One of his part-time cashiers is a white 49-year-old guy by the name of David, who is very intelligent and articulate. He could’ve easily been a lawyer under some other circumstances, but now he is an alcoholic bum. My brother gives him work when he’s not drinking, but when he drinks he is off work and on his own. He goes off for a while and comes back again several days or weeks later, clean. When he is drinking, he begs for money at street corners. A couple of weeks ago he chopped off some trees around the property and got some calluses on his hands and one of them on his right hand eventually got infected. He had some swelling on his right hand on Friday morning, but still he came to work. He said he had gone to a county medical facility and was taking some oral antibiotics for it. Friday night the swelling had spread almost to his elbow, yet he didn’t seem to be seriously worried about it. My brother kept telling him to go to an emergency; that the oral antibiotics would take a long time to take affect. So, that’s what we did; I drove him to a nearby hospital. Within an hour they operated on his hand. I have never seen anyone, especially an indigent patient, go from emergency room to operating room so fast. They told him if he had waited till the next day he might have ended up losing part or all of his hand.

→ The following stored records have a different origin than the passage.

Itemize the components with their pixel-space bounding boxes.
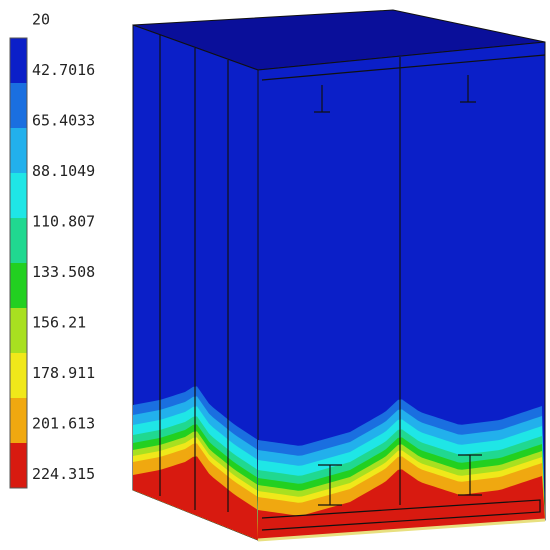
legend-label: 224.315 — [32, 465, 95, 483]
legend-frame — [9, 37, 28, 489]
legend-band — [10, 173, 27, 218]
legend-band — [10, 398, 27, 443]
legend-label: 20 — [32, 11, 50, 29]
legend-label: 201.613 — [32, 415, 95, 433]
legend-label: 42.7016 — [32, 61, 95, 79]
legend-band — [10, 218, 27, 263]
legend-label: 65.4033 — [32, 112, 95, 130]
legend: 20 42.7016 65.4033 88.1049 110.807 133.508 156… — [9, 11, 95, 489]
contour-band — [258, 469, 545, 540]
legend-band — [10, 128, 27, 173]
legend-label: 133.508 — [32, 263, 95, 281]
legend-band — [10, 353, 27, 398]
legend-label: 178.911 — [32, 364, 95, 382]
legend-label: 110.807 — [32, 213, 95, 231]
legend-band — [10, 308, 27, 353]
legend-band — [10, 443, 27, 488]
legend-band — [10, 38, 27, 83]
structure-lines — [159, 35, 546, 542]
legend-band — [10, 263, 27, 308]
legend-label: 88.1049 — [32, 162, 95, 180]
legend-label: 156.21 — [32, 314, 86, 332]
legend-band — [10, 83, 27, 128]
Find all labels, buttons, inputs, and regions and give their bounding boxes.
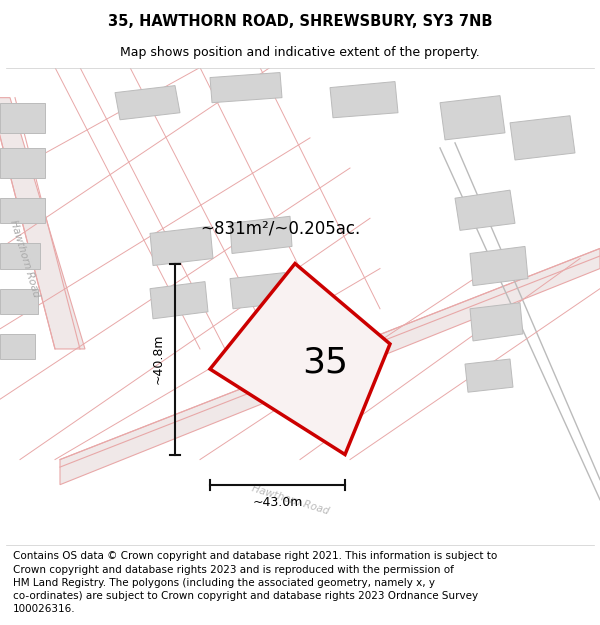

Right now they’re pumping him with the most powerful antibiotic mixture they have, and they’re going to keep him till Tuesday, at least. Somewhere along the way he told me he once had a 24-year old lawyer girlfriend that one day got sick and ended up in a hospital, but the doctors couldn’t figure out what was wrong with her, and a week later she died of a blood infection. I didn’t ask for more details. She seemed to be way too young to be a lawyer at 24. Maybe she was a smart woman. I wondered if this happened when he was also around her age. I wondered if they were in love; I wondered if that was the reason why he became an alcoholic bum. It’s so awful to lose a loved one at such a young age.
His hospital room reeked with smell of blood and infection. They drained his hand every so often; they had an irrigation tube inserted into his hand that was exposed at each end. His nurse flushed it from one end and collected the secretions from the other end, but I can’t figure out why they left it in an open container to stink up the room. With all the things in my brother’s mind, he says I don’t want anyone to say anything bad about David. He’s my friend, he says.
A lot of other things happened, but my attention span is about a page long; maybe a page and half.